Apareces assim de repente, sem aviso. Por vezes é o teu perfume, alfazema e tabaco, que vem de sítio nenhum. Outras, poderia jurar que sinto o teu respirar no meu ombro, uma sombra que não está lá, mas que eu vejo, sei lá, sinto-te por todo o lado, sem descanso, ainda hoje, e já passaram trinta e seis anos desde que partiste.

O que pensarias que eu faço? De quem sou?

A saudade não morre, e não se transforma em nada.

É tão somente saudade do que não te disse, do que não me chegaste a dizer. De tudo o que deveríamos ter vivido, de todas as conversas, porque ainda havia tempo, e depois partes aos cinquenta e um anos, e deixas-me para aqui neste desassosse­go de alma, nesta culpa tão profunda do que não disse.

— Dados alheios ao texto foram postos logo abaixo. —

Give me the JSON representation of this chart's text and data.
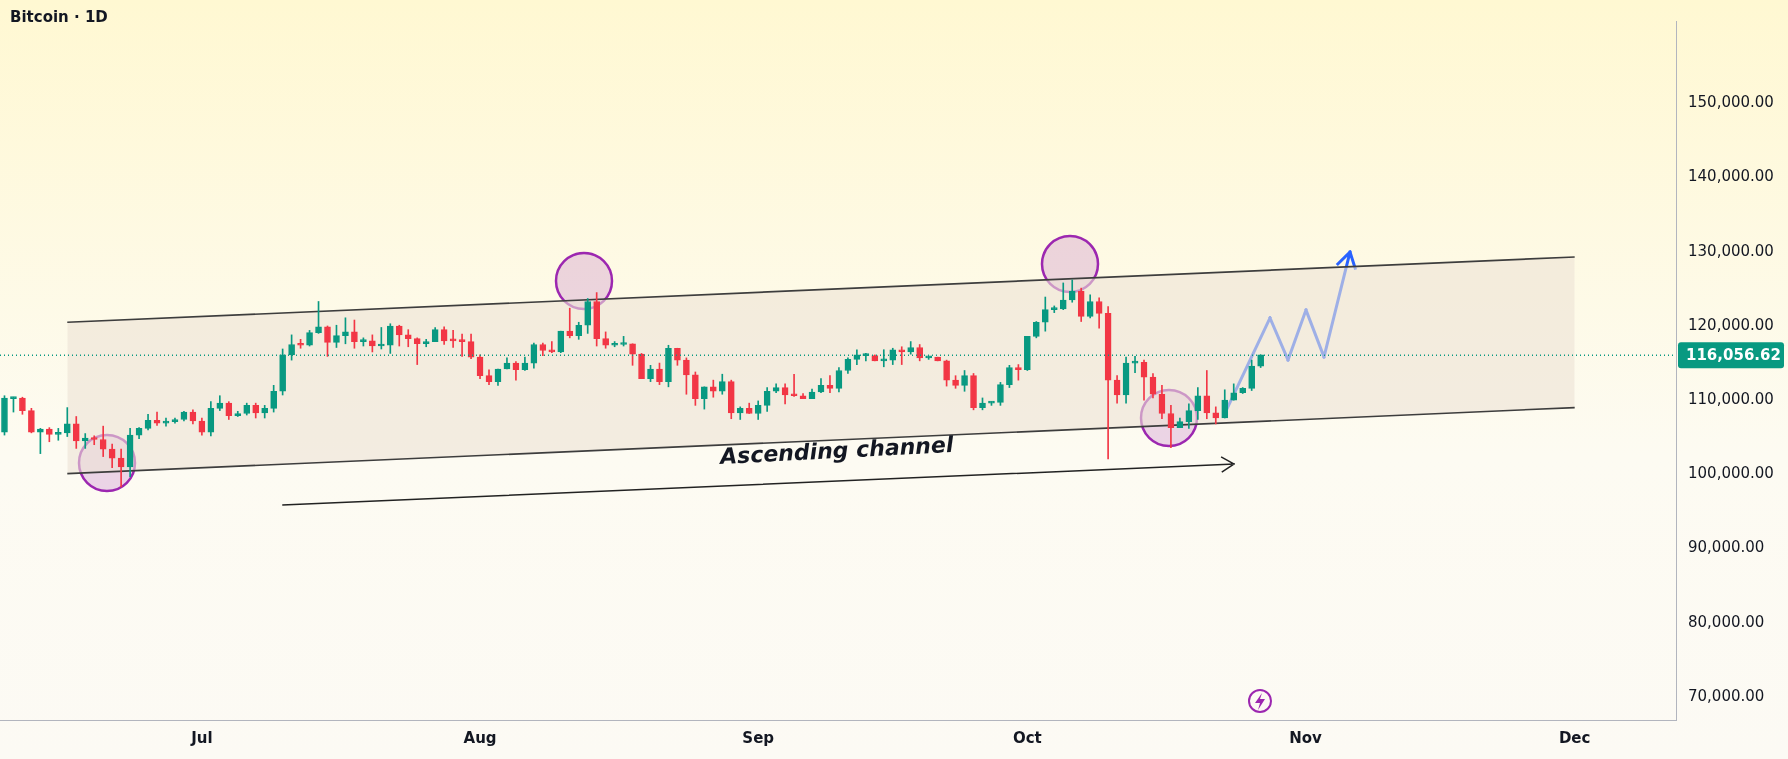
{
  "chart_data": {
    "type": "candlestick",
    "title": "Bitcoin · 1D",
    "x": [
      "--06-09",
      "--06-10",
      "--06-11",
      "--06-12",
      "--06-13",
      "--06-14",
      "--06-15",
      "--06-16",
      "--06-17",
      "--06-18",
      "--06-19",
      "--06-20",
      "--06-21",
      "--06-22",
      "--06-23",
      "--06-24",
      "--06-25",
      "--06-26",
      "--06-27",
      "--06-28",
      "--06-29",
      "--06-30",
      "--07-01",
      "--07-02",
      "--07-03",
      "--07-04",
      "--07-05",
      "--07-06",
      "--07-07",
      "--07-08",
      "--07-09",
      "--07-10",
      "--07-11",
      "--07-12",
      "--07-13",
      "--07-14",
      "--07-15",
      "--07-16",
      "--07-17",
      "--07-18",
      "--07-19",
      "--07-20",
      "--07-21",
      "--07-22",
      "--07-23",
      "--07-24",
      "--07-25",
      "--07-26",
      "--07-27",
      "--07-28",
      "--07-29",
      "--07-30",
      "--07-31",
      "--08-01",
      "--08-02",
      "--08-03",
      "--08-04",
      "--08-05",
      "--08-06",
      "--08-07",
      "--08-08",
      "--08-09",
      "--08-10",
      "--08-11",
      "--08-12",
      "--08-13",
      "--08-14",
      "--08-15",
      "--08-16",
      "--08-17",
      "--08-18",
      "--08-19",
      "--08-20",
      "--08-21",
      "--08-22",
      "--08-23",
      "--08-24",
      "--08-25",
      "--08-26",
      "--08-27",
      "--08-28",
      "--08-29",
      "--08-30",
      "--08-31",
      "--09-01",
      "--09-02",
      "--09-03",
      "--09-04",
      "--09-05",
      "--09-06",
      "--09-07",
      "--09-08",
      "--09-09",
      "--09-10",
      "--09-11",
      "--09-12",
      "--09-13",
      "--09-14",
      "--09-15",
      "--09-16",
      "--09-17",
      "--09-18",
      "--09-19",
      "--09-20",
      "--09-21",
      "--09-22",
      "--09-23",
      "--09-24",
      "--09-25",
      "--09-26",
      "--09-27",
      "--09-28",
      "--09-29",
      "--09-30",
      "--10-01",
      "--10-02",
      "--10-03",
      "--10-04",
      "--10-05",
      "--10-06",
      "--10-07",
      "--10-08",
      "--10-09",
      "--10-10",
      "--10-11",
      "--10-12",
      "--10-13",
      "--10-14",
      "--10-15",
      "--10-16",
      "--10-17",
      "--10-18",
      "--10-19",
      "--10-20",
      "--10-21",
      "--10-22",
      "--10-23",
      "--10-24",
      "--10-25",
      "--10-26",
      "--10-27"
    ],
    "ohlc": [
      [
        105700,
        110600,
        105300,
        110300
      ],
      [
        110200,
        110400,
        108400,
        110300
      ],
      [
        110300,
        110400,
        108100,
        108600
      ],
      [
        108600,
        108900,
        105600,
        105700
      ],
      [
        105700,
        106200,
        102800,
        106100
      ],
      [
        106100,
        106300,
        104400,
        105400
      ],
      [
        105400,
        106200,
        104600,
        105600
      ],
      [
        105600,
        109000,
        105100,
        106800
      ],
      [
        106800,
        107800,
        103500,
        104500
      ],
      [
        104500,
        105500,
        103500,
        104900
      ],
      [
        104900,
        105200,
        104000,
        104700
      ],
      [
        104700,
        106500,
        102400,
        103400
      ],
      [
        103400,
        104100,
        100900,
        102200
      ],
      [
        102200,
        103400,
        98300,
        101000
      ],
      [
        101000,
        106200,
        99700,
        105300
      ],
      [
        105300,
        106300,
        104800,
        106200
      ],
      [
        106200,
        108100,
        106000,
        107300
      ],
      [
        107300,
        108400,
        106600,
        106900
      ],
      [
        106900,
        107600,
        106500,
        107100
      ],
      [
        107100,
        107600,
        106900,
        107400
      ],
      [
        107400,
        108500,
        107200,
        108400
      ],
      [
        108400,
        108700,
        106800,
        107200
      ],
      [
        107200,
        107600,
        105300,
        105700
      ],
      [
        105700,
        109800,
        105200,
        108900
      ],
      [
        108900,
        110600,
        108600,
        109600
      ],
      [
        109600,
        109800,
        107400,
        107900
      ],
      [
        107900,
        108500,
        107800,
        108200
      ],
      [
        108200,
        109600,
        108000,
        109300
      ],
      [
        109300,
        109600,
        107600,
        108300
      ],
      [
        108300,
        109300,
        107600,
        108900
      ],
      [
        108900,
        112000,
        108400,
        111200
      ],
      [
        111200,
        116900,
        110700,
        116100
      ],
      [
        116100,
        118800,
        115400,
        117500
      ],
      [
        117500,
        118200,
        117000,
        117400
      ],
      [
        117400,
        119400,
        117300,
        119100
      ],
      [
        119100,
        123300,
        119000,
        119900
      ],
      [
        119900,
        120000,
        115900,
        117800
      ],
      [
        117800,
        120100,
        117100,
        118700
      ],
      [
        118700,
        121100,
        117600,
        119200
      ],
      [
        119200,
        120800,
        117000,
        117900
      ],
      [
        117900,
        118400,
        117300,
        118000
      ],
      [
        118000,
        118800,
        116500,
        117300
      ],
      [
        117300,
        119800,
        116900,
        117400
      ],
      [
        117400,
        120300,
        116300,
        120000
      ],
      [
        120000,
        120100,
        117300,
        118800
      ],
      [
        118800,
        119500,
        117200,
        118300
      ],
      [
        118300,
        118400,
        114800,
        117600
      ],
      [
        117600,
        118200,
        117200,
        117900
      ],
      [
        117900,
        119800,
        117900,
        119500
      ],
      [
        119500,
        119900,
        117500,
        118000
      ],
      [
        118100,
        119400,
        117100,
        118000
      ],
      [
        118000,
        118900,
        115900,
        117900
      ],
      [
        117900,
        118900,
        115600,
        115800
      ],
      [
        115800,
        116100,
        112900,
        113300
      ],
      [
        113300,
        114100,
        112100,
        112500
      ],
      [
        112500,
        114200,
        112000,
        114200
      ],
      [
        114200,
        115700,
        114200,
        115000
      ],
      [
        115000,
        115200,
        112700,
        114100
      ],
      [
        114100,
        115800,
        114000,
        115000
      ],
      [
        115000,
        117700,
        114300,
        117500
      ],
      [
        117500,
        117700,
        116000,
        116700
      ],
      [
        116700,
        117900,
        116400,
        116500
      ],
      [
        116500,
        119300,
        116400,
        119300
      ],
      [
        119300,
        122400,
        118400,
        118700
      ],
      [
        118700,
        120500,
        118200,
        120100
      ],
      [
        120100,
        123700,
        119000,
        123300
      ],
      [
        123300,
        124500,
        117300,
        118300
      ],
      [
        118300,
        119200,
        117000,
        117400
      ],
      [
        117400,
        117900,
        117200,
        117500
      ],
      [
        117500,
        118600,
        117300,
        117600
      ],
      [
        117600,
        117600,
        114700,
        116200
      ],
      [
        116200,
        116300,
        112900,
        112900
      ],
      [
        112900,
        114700,
        112500,
        114200
      ],
      [
        114200,
        115000,
        112100,
        112500
      ],
      [
        112500,
        117400,
        111800,
        117000
      ],
      [
        117000,
        117000,
        114700,
        115400
      ],
      [
        115400,
        115700,
        110800,
        113400
      ],
      [
        113400,
        113800,
        109300,
        110200
      ],
      [
        110200,
        111800,
        108800,
        111800
      ],
      [
        111800,
        112700,
        110400,
        111200
      ],
      [
        111200,
        113500,
        110800,
        112500
      ],
      [
        112500,
        112700,
        107500,
        108300
      ],
      [
        108300,
        109100,
        107400,
        108900
      ],
      [
        108900,
        109600,
        108200,
        108200
      ],
      [
        108200,
        109900,
        107400,
        109300
      ],
      [
        109300,
        111700,
        108500,
        111200
      ],
      [
        111200,
        112200,
        111000,
        111700
      ],
      [
        111700,
        112200,
        109500,
        110700
      ],
      [
        110700,
        113500,
        110500,
        110600
      ],
      [
        110600,
        110900,
        110200,
        110200
      ],
      [
        110200,
        111500,
        110200,
        111100
      ],
      [
        111100,
        112900,
        111000,
        112000
      ],
      [
        112000,
        113300,
        111000,
        111600
      ],
      [
        111600,
        114400,
        111100,
        114000
      ],
      [
        114000,
        115700,
        113600,
        115500
      ],
      [
        115500,
        116800,
        114800,
        116100
      ],
      [
        116000,
        116300,
        115300,
        116100
      ],
      [
        116000,
        116100,
        115300,
        115300
      ],
      [
        115300,
        116800,
        114500,
        115400
      ],
      [
        115400,
        117000,
        114800,
        116800
      ],
      [
        116800,
        117200,
        114800,
        116500
      ],
      [
        116500,
        117900,
        116200,
        117100
      ],
      [
        117100,
        117500,
        115300,
        115700
      ],
      [
        115700,
        115900,
        115500,
        115800
      ],
      [
        115800,
        115800,
        115300,
        115300
      ],
      [
        115300,
        115400,
        111900,
        112700
      ],
      [
        112700,
        113300,
        111600,
        112000
      ],
      [
        112000,
        114000,
        111200,
        113300
      ],
      [
        113300,
        113600,
        108700,
        109000
      ],
      [
        109000,
        110300,
        108700,
        109600
      ],
      [
        109600,
        109800,
        109300,
        109700
      ],
      [
        109700,
        112400,
        109300,
        112100
      ],
      [
        112100,
        114700,
        111700,
        114400
      ],
      [
        114400,
        114800,
        112700,
        114100
      ],
      [
        114100,
        118600,
        114000,
        118600
      ],
      [
        118600,
        120600,
        118400,
        120500
      ],
      [
        120500,
        123900,
        119300,
        122200
      ],
      [
        122200,
        122700,
        121800,
        122300
      ],
      [
        122300,
        125800,
        122200,
        123500
      ],
      [
        123500,
        126200,
        123200,
        124700
      ],
      [
        124700,
        125100,
        120600,
        121300
      ],
      [
        121300,
        124200,
        121100,
        123300
      ],
      [
        123300,
        123800,
        119700,
        121700
      ],
      [
        121700,
        122600,
        102100,
        112700
      ],
      [
        112700,
        113300,
        109600,
        110700
      ],
      [
        110700,
        115800,
        109600,
        115000
      ],
      [
        115000,
        115900,
        113700,
        115100
      ],
      [
        115100,
        115400,
        110000,
        113100
      ],
      [
        113100,
        113600,
        110300,
        110800
      ],
      [
        110800,
        112000,
        107500,
        108200
      ],
      [
        108200,
        109300,
        103600,
        106300
      ],
      [
        106300,
        107600,
        106300,
        107100
      ],
      [
        107100,
        109500,
        106200,
        108600
      ],
      [
        108600,
        111700,
        107400,
        110600
      ],
      [
        110600,
        114000,
        107500,
        108300
      ],
      [
        108300,
        109100,
        106800,
        107600
      ],
      [
        107600,
        111400,
        107600,
        110000
      ],
      [
        110000,
        112200,
        110000,
        111000
      ],
      [
        111000,
        111700,
        110900,
        111600
      ],
      [
        111600,
        115400,
        111300,
        114600
      ],
      [
        114600,
        116100,
        114400,
        116100
      ]
    ],
    "colors": [
      "#089981",
      "#089981",
      "#f23645",
      "#f23645",
      "#089981",
      "#f23645",
      "#089981",
      "#089981",
      "#f23645",
      "#089981",
      "#f23645",
      "#f23645",
      "#f23645",
      "#f23645",
      "#089981",
      "#089981",
      "#089981",
      "#f23645",
      "#089981",
      "#089981",
      "#089981",
      "#f23645",
      "#f23645",
      "#089981",
      "#089981",
      "#f23645",
      "#089981",
      "#089981",
      "#f23645",
      "#089981",
      "#089981",
      "#089981",
      "#089981",
      "#f23645",
      "#089981",
      "#089981",
      "#f23645",
      "#089981",
      "#089981",
      "#f23645",
      "#089981",
      "#f23645",
      "#089981",
      "#089981",
      "#f23645",
      "#f23645",
      "#f23645",
      "#089981",
      "#089981",
      "#f23645",
      "#f23645",
      "#f23645",
      "#f23645",
      "#f23645",
      "#f23645",
      "#089981",
      "#089981",
      "#f23645",
      "#089981",
      "#089981",
      "#f23645",
      "#f23645",
      "#089981",
      "#f23645",
      "#089981",
      "#089981",
      "#f23645",
      "#f23645",
      "#089981",
      "#089981",
      "#f23645",
      "#f23645",
      "#089981",
      "#f23645",
      "#089981",
      "#f23645",
      "#f23645",
      "#f23645",
      "#089981",
      "#f23645",
      "#089981",
      "#f23645",
      "#089981",
      "#f23645",
      "#089981",
      "#089981",
      "#089981",
      "#f23645",
      "#f23645",
      "#f23645",
      "#089981",
      "#089981",
      "#f23645",
      "#089981",
      "#089981",
      "#089981",
      "#089981",
      "#f23645",
      "#089981",
      "#089981",
      "#f23645",
      "#089981",
      "#f23645",
      "#089981",
      "#f23645",
      "#f23645",
      "#f23645",
      "#089981",
      "#f23645",
      "#089981",
      "#089981",
      "#089981",
      "#089981",
      "#f23645",
      "#089981",
      "#089981",
      "#089981",
      "#089981",
      "#089981",
      "#089981",
      "#f23645",
      "#089981",
      "#f23645",
      "#f23645",
      "#f23645",
      "#089981",
      "#089981",
      "#f23645",
      "#f23645",
      "#f23645",
      "#f23645",
      "#089981",
      "#089981",
      "#089981",
      "#f23645",
      "#f23645",
      "#089981",
      "#089981",
      "#089981",
      "#089981",
      "#089981"
    ],
    "series": [
      {
        "type": "line",
        "color": "#3d3d3d",
        "x": [
          "--06-16",
          "--12-01"
        ],
        "values": [
          120500,
          129300
        ],
        "lower": [
          100100,
          109000
        ],
        "upper": [
          120500,
          129300
        ]
      },
      {
        "type": "line",
        "color": "#3d3d3d",
        "x": [
          "--06-16",
          "--12-01"
        ],
        "values": [
          100100,
          109000
        ]
      }
    ],
    "xlim": [
      "--06-08T12:00",
      "--12-12T07:00"
    ],
    "xticks": [
      {
        "value": "--07-01",
        "label": "Jul"
      },
      {
        "value": "--08-01",
        "label": "Aug"
      },
      {
        "value": "--09-01",
        "label": "Sep"
      },
      {
        "value": "--10-01",
        "label": "Oct"
      },
      {
        "value": "--11-01",
        "label": "Nov"
      },
      {
        "value": "--12-01",
        "label": "Dec"
      }
    ],
    "ylim": [
      66900,
      161100
    ],
    "yticks": [
      {
        "value": 70000,
        "label": "70,000.00"
      },
      {
        "value": 80000,
        "label": "80,000.00"
      },
      {
        "value": 90000,
        "label": "90,000.00"
      },
      {
        "value": 100000,
        "label": "100,000.00"
      },
      {
        "value": 110000,
        "label": "110,000.00"
      },
      {
        "value": 120000,
        "label": "120,000.00"
      },
      {
        "value": 130000,
        "label": "130,000.00"
      },
      {
        "value": 140000,
        "label": "140,000.00"
      },
      {
        "value": 150000,
        "label": "150,000.00"
      }
    ],
    "ref_lines": [
      {
        "axis": "y",
        "value": 116056.62,
        "label": "116,056.62",
        "color": "#089981",
        "line_style": "dotted"
      }
    ],
    "annotations": [
      "Ascending channel"
    ]
  }
}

Queria tanto abraçar-te de novo, meu pai! Encostar a cabeça no teu ombro, envolvida pelo teu perfume e sabendo de antemão o quanto te incomodava qualquer manifestaç­ão de ternura. Se fosse hoje, se eu pudesse voltar atrás por breves minutos, cobriria o teu rosto de afagos e beijos molhados, e dir-te-ia vezes sem conta: amo-te! Talvez por isto tudo, não me canso de dizer aos meus filhos o quanto os amo.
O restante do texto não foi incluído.